Vice President Yemi Osinbajo says Nigeria’s current security challenges and emerging threats require the country’s military and other relevant stakeholders to be several steps ahead of perpetrators.
The vice president said there was also need to step up local production of armaments.
Osinbajo’s spokesman, Laolu Akande, in a statement on Thursday in Abuja, said the vice president received a presentation by
the National Defence College Course 30 participants, late Wednesday during a virtual interaction.
The presentation is titled, “Defence Transformation and National Security: Strategic Options for Nigeria of the Future.”
According to him, the challenges Nigeria is facing and the nature of the challenges are evident that Nigeria needs to be many steps ahead of non-state actors in particular who are perpetrators of the asymmetric warfare that we are experiencing.
“It is clear that given current realities in our security situation, there is absolutely every need for us to fast-forward all our plans for the future so that we can be much more effective in dealing with the current threats and the threats that we will experience as we go into the future.
“One of the most critical areas is the question of local production of military hardware and I think it is a low-hanging fruit when it comes to manufacturing some of the hardware that we will need.
”I think that there is a need, especially now to really look very closely at local production of our hardware, beginning with armament.”
The vice president called for improved investment in Defence Industries Corporation (DICON).
He said that every country of the world took advantage of the crisis situation that it faced.
“We mentioned India, Brazil, and even the more developed economies of the world, during the first world war, the second world war, it was these challenges that led to the development of their military-industrial complexes.
“We have a challenge today, there are so many zones where there are conflicts.
“Our law enforcement is spread out everywhere.”
Osinbajo commended the course participants for their efforts in proposing innovations in the defence sector.
He emphasised the urgency of the local production of arms.

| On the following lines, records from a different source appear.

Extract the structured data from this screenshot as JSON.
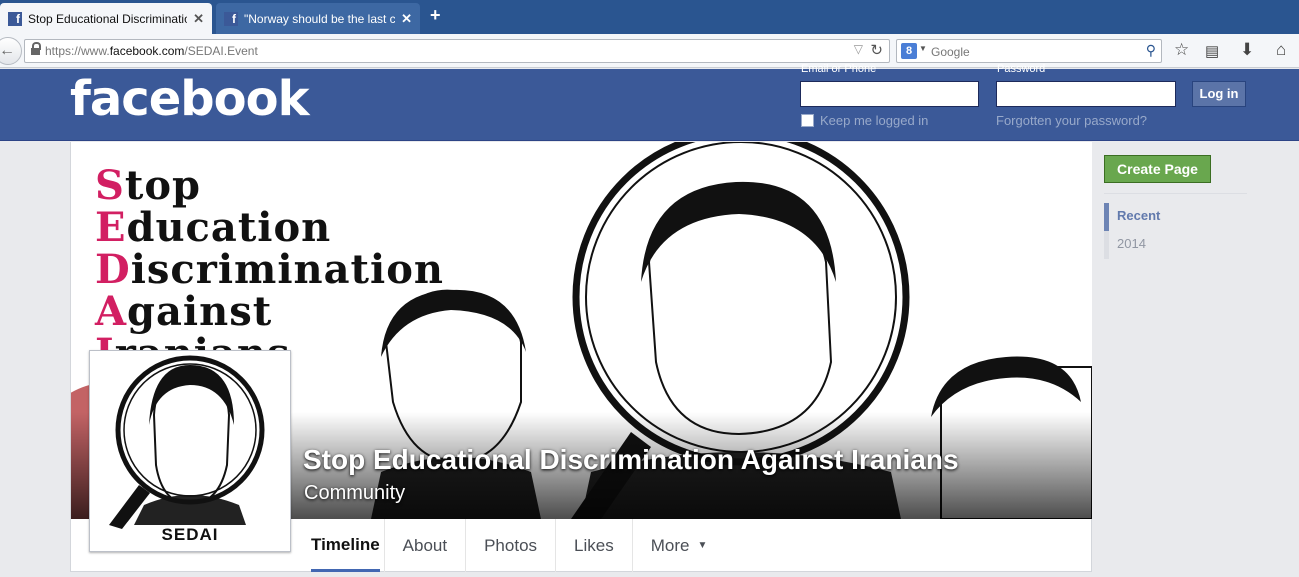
{
  "browser": {
    "tabs": [
      {
        "title": "Stop Educational Discriminatio...",
        "active": true
      },
      {
        "title": "\"Norway should be the last ch...",
        "active": false
      }
    ],
    "new_tab_label": "+",
    "url_prefix": "https://www.",
    "url_host": "facebook.com",
    "url_path": "/SEDAI.Event",
    "search_engine_icon": "8",
    "search_placeholder": "Google"
  },
  "header": {
    "logo": "facebook",
    "email_label": "Email or Phone",
    "password_label": "Password",
    "keep_logged_in": "Keep me logged in",
    "forgot_password": "Forgotten your password?",
    "login_button": "Log in"
  },
  "page": {
    "cover_lines": [
      {
        "cap": "S",
        "rest": "top"
      },
      {
        "cap": "E",
        "rest": "ducation"
      },
      {
        "cap": "D",
        "rest": "iscrimination"
      },
      {
        "cap": "A",
        "rest": "gainst"
      },
      {
        "cap": "I",
        "rest": "ranians"
      }
    ],
    "name": "Stop Educational Discrimination Against Iranians",
    "category": "Community",
    "profile_label": "SEDAI",
    "tabs": [
      "Timeline",
      "About",
      "Photos",
      "Likes",
      "More"
    ]
  },
  "sidebar": {
    "create_page": "Create Page",
    "recent_label": "Recent",
    "years": [
      "2014"
    ]
  },
  "colors": {
    "fb_blue": "#3b5998",
    "accent_pink": "#d21f62",
    "create_green": "#69a74e"
  }
}
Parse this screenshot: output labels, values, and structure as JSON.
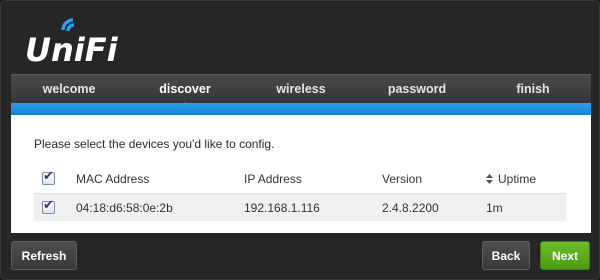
{
  "brand": {
    "logo_text": "UniFi",
    "accent_color": "#1f8ddf",
    "next_color": "#5aac1f"
  },
  "nav": {
    "items": [
      {
        "label": "welcome"
      },
      {
        "label": "discover"
      },
      {
        "label": "wireless"
      },
      {
        "label": "password"
      },
      {
        "label": "finish"
      }
    ],
    "active_index": 1
  },
  "main": {
    "prompt": "Please select the devices you'd like to config.",
    "table": {
      "select_all_checked": true,
      "columns": [
        "MAC Address",
        "IP Address",
        "Version",
        "Uptime"
      ],
      "sort_icon": "sort-updown-icon",
      "rows": [
        {
          "checked": true,
          "mac": "04:18:d6:58:0e:2b",
          "ip": "192.168.1.116",
          "version": "2.4.8.2200",
          "uptime": "1m"
        }
      ]
    }
  },
  "footer": {
    "refresh_label": "Refresh",
    "back_label": "Back",
    "next_label": "Next"
  }
}
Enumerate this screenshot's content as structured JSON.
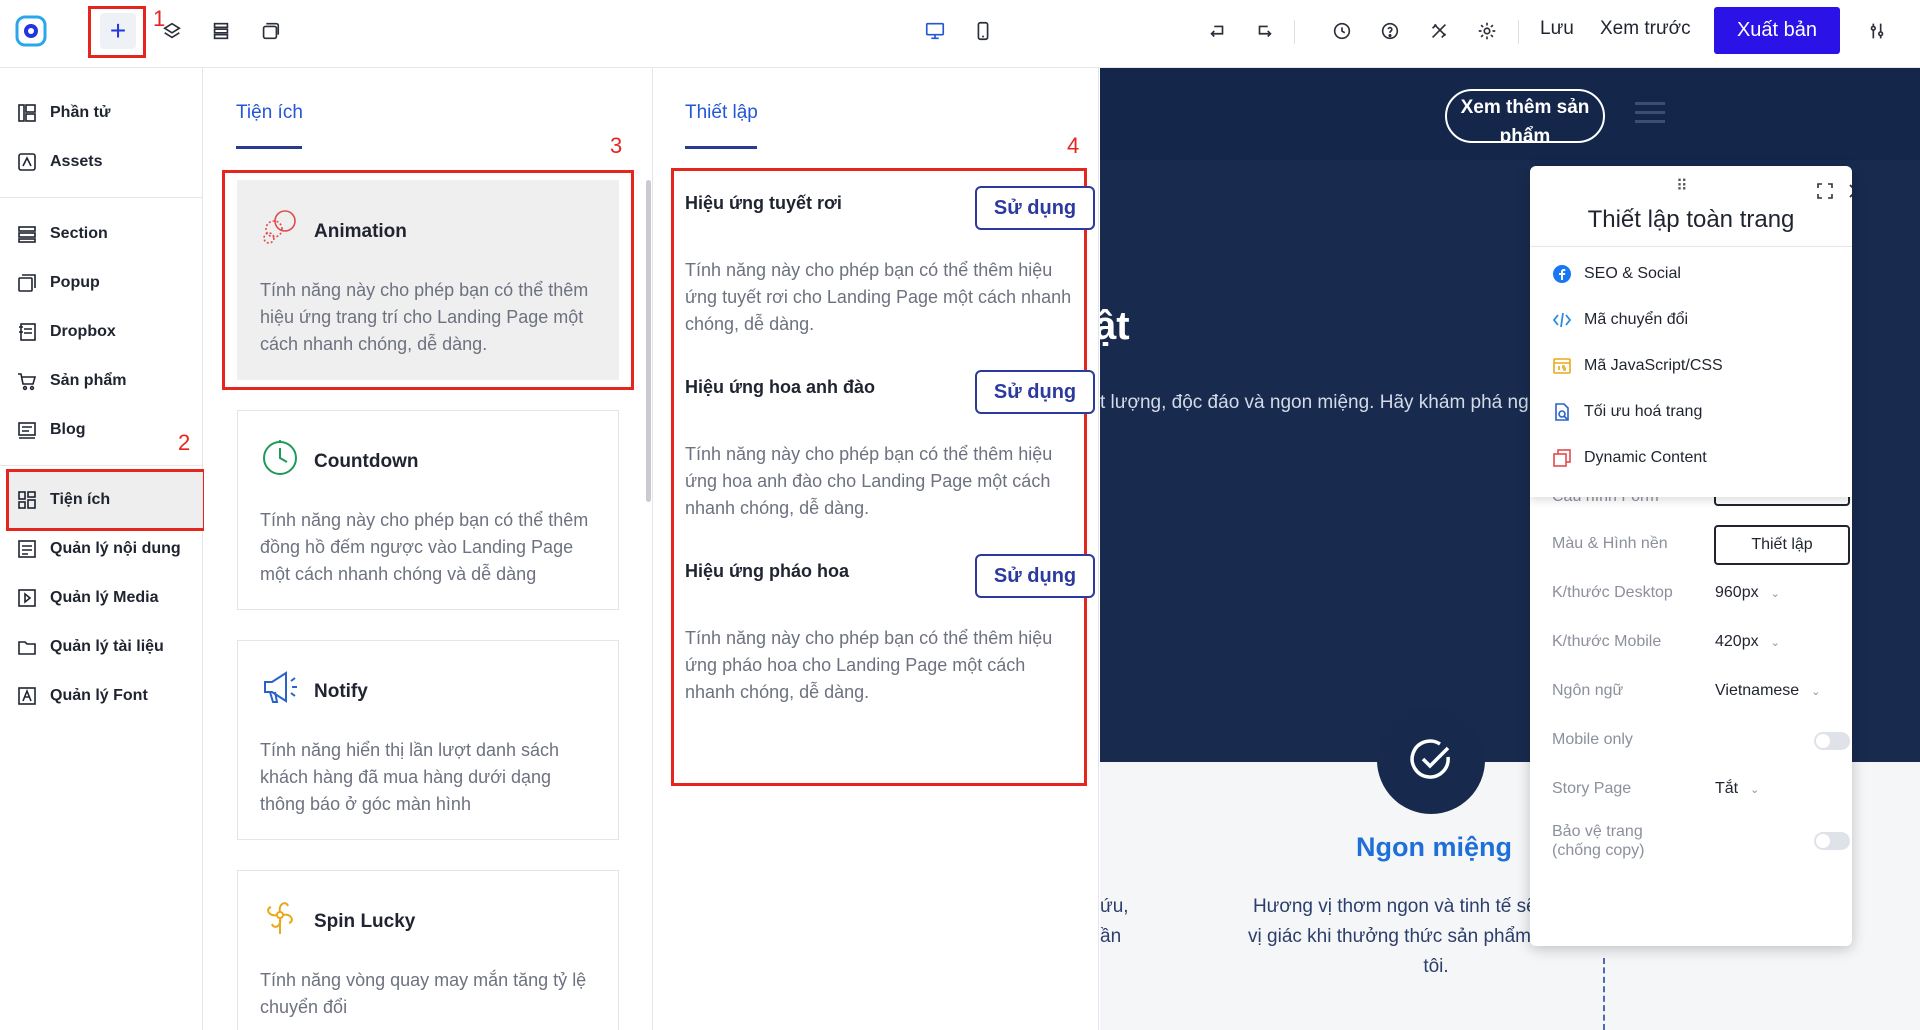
{
  "topbar": {
    "add_label": "+",
    "save_label": "Lưu",
    "preview_label": "Xem trước",
    "publish_label": "Xuất bản"
  },
  "annotations": [
    "1",
    "2",
    "3",
    "4"
  ],
  "leftnav": {
    "items": [
      {
        "label": "Phần tử",
        "icon": "elements-icon"
      },
      {
        "label": "Assets",
        "icon": "assets-icon"
      },
      {
        "label": "Section",
        "icon": "section-icon"
      },
      {
        "label": "Popup",
        "icon": "popup-icon"
      },
      {
        "label": "Dropbox",
        "icon": "dropbox-icon"
      },
      {
        "label": "Sản phẩm",
        "icon": "cart-icon"
      },
      {
        "label": "Blog",
        "icon": "blog-icon"
      },
      {
        "label": "Tiện ích",
        "icon": "widgets-icon"
      },
      {
        "label": "Quản lý nội dung",
        "icon": "content-icon"
      },
      {
        "label": "Quản lý Media",
        "icon": "media-icon"
      },
      {
        "label": "Quản lý tài liệu",
        "icon": "folder-icon"
      },
      {
        "label": "Quản lý Font",
        "icon": "font-icon"
      }
    ]
  },
  "widgets_panel": {
    "tab": "Tiện ích",
    "cards": [
      {
        "title": "Animation",
        "desc": "Tính năng này cho phép bạn có thể thêm hiệu ứng trang trí cho Landing Page một cách nhanh chóng, dễ dàng."
      },
      {
        "title": "Countdown",
        "desc": "Tính năng này cho phép bạn có thể thêm đồng hồ đếm ngược vào Landing Page một cách nhanh chóng và dễ dàng"
      },
      {
        "title": "Notify",
        "desc": "Tính năng hiển thị lần lượt danh sách khách hàng đã mua hàng dưới dạng thông báo ở góc màn hình"
      },
      {
        "title": "Spin Lucky",
        "desc": "Tính năng vòng quay may mắn tăng tỷ lệ chuyển đổi"
      }
    ]
  },
  "settings_panel": {
    "tab": "Thiết lập",
    "effects": [
      {
        "title": "Hiệu ứng tuyết rơi",
        "button": "Sử dụng",
        "desc": "Tính năng này cho phép bạn có thể thêm hiệu ứng tuyết rơi cho Landing Page một cách nhanh chóng, dễ dàng."
      },
      {
        "title": "Hiệu ứng hoa anh đào",
        "button": "Sử dụng",
        "desc": "Tính năng này cho phép bạn có thể thêm hiệu ứng hoa anh đào cho Landing Page một cách nhanh chóng, dễ dàng."
      },
      {
        "title": "Hiệu ứng pháo hoa",
        "button": "Sử dụng",
        "desc": "Tính năng này cho phép bạn có thể thêm hiệu ứng pháo hoa cho Landing Page một cách nhanh chóng, dễ dàng."
      }
    ]
  },
  "canvas": {
    "more_button": "Xem thêm sản phẩm",
    "hero_title": "ật",
    "hero_sub": "t lượng, độc đáo và ngon miệng. Hãy khám phá ng",
    "section_title": "Ngon miệng",
    "section_desc": "Hương vị thơm ngon và tinh tế sẽ phục mọi vị giác khi thưởng thức sản phẩm của chúng tôi.",
    "left_fragment_1": "ứu,",
    "left_fragment_2": "ần"
  },
  "page_settings": {
    "title": "Thiết lập toàn trang",
    "menu": [
      {
        "label": "SEO & Social",
        "icon": "facebook-icon"
      },
      {
        "label": "Mã chuyển đổi",
        "icon": "code-icon"
      },
      {
        "label": "Mã JavaScript/CSS",
        "icon": "js-icon"
      },
      {
        "label": "Tối ưu hoá trang",
        "icon": "optimize-icon"
      },
      {
        "label": "Dynamic Content",
        "icon": "dynamic-icon"
      }
    ],
    "hidden_label": "Cấu hình Form",
    "rows": {
      "bg_label": "Màu & Hình nền",
      "bg_button": "Thiết lập",
      "desktop_label": "K/thước Desktop",
      "desktop_value": "960px",
      "mobile_label": "K/thước Mobile",
      "mobile_value": "420px",
      "lang_label": "Ngôn ngữ",
      "lang_value": "Vietnamese",
      "mobile_only_label": "Mobile only",
      "story_label": "Story Page",
      "story_value": "Tắt",
      "protect_label_1": "Bảo vệ trang",
      "protect_label_2": "(chống copy)"
    }
  },
  "colors": {
    "accent": "#2b12e6",
    "highlight": "#e5261f",
    "link": "#2356d8",
    "hero_bg": "#182b4f"
  }
}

“If we say the local companies should produce some of the mobile platforms like Armoured Personnel Carriers (APCs) and Multi-Role Armoured Vehicle (MRAV), if we give them the contracts, they will produce.
“But if we choose to import rather than produce locally then we will never develop our military-industrial complex.”
The vice president also spoke about the need for transparency in the management of resources meant for the acquisition of hardware for the defence and security agencies.
“There needs to be more accountability because every time you hear about ‘we not having enough equipment,’ but there must be accountability.
“I will like to see a framework for greater accountability within the Ministry of Defence that ensures that they are able to account for military expenditure,” he said.
Earlier in a presentation on behalf of the Course 30 participants, Col. A. Adamu proposed, among other things, the restructuring of the Ministry of Defence to reflect contemporary challenges as well as contain emerging threats to defence and security.
He also highlighted enhancing Nigeria’s defence production capacity, leveraging technology and improving collaboration within and across Africa as determining factors for the effective transformation of Nigeria’s defence and security sector.
Adamu, on behalf of the course participants and the management of the National Defence College, prayed for the speedy recovery of the Vice President who is still recuperating, while thanking him for the opportunity to make the presentation.
Other officials present at the event included the Chief of Staff to the President, Prof. Ibrahim Gambari; Chief of Naval Staff, Vice Admiral Awwal Gambo.
Others were the Commandant of the National Defence College, Rear Adm. Murtala Bashir, and representative of the Inspector General of Police, among other senior officers from the college.